En effet, cette notion est un allant de soi du débat éducatif, aussi bien professionnel que médiatique, et, comme le rappelle Paul Devin dans sa contribution, « à chaque parution des résultats de l’enquête PISA, le discours commun déplore une nouvelle « baisse de niveau ». Dans la presse, nombre de titres recourent, sans nuance, au champ lexical du déclin : chute, dégringolade, effondrement, ... La métaphore s’hyperbolise parfois jusqu’à de tels excès qu’elle devrait en perdre son crédit.
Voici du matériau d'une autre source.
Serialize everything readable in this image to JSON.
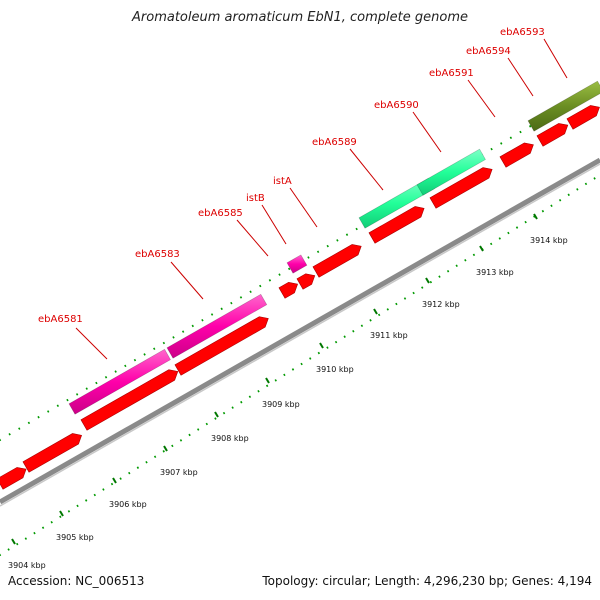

Pourtant, elle persiste à modeler une bonne part de l’opinion désormais convaincue que la baisse du niveau scolaire est une évidence ».

Les diverses contributions permettent de démasquer ce que, dans son éditorial, Patrick Rayou qualifie de « possible imposture ».

On peut en effet opposer, comme le font Paul Devin et Elisabeth Bauthier dans les titres de leurs articles respectifs, la formule rebattue « le niveau baisse » à celle quasi provocatrice « le niveau monte » lancée par Baudelot et Establet en 1989, pour démontrer le caractère réducteur, antidémocratique de la première lorsqu’on dénonce à chaque avancée de la démocratisation scolaire un nivellement par le bas, et le caractère parcellaire de la seconde quand l’élévation des attentes sans prise en compte des différences entre élèves aboutit à creuser les écarts sociaux de réussite. Ce que conforte l’article de M. Van Brederode « Baisse de niveau, non, acquisitions inégales, oui ».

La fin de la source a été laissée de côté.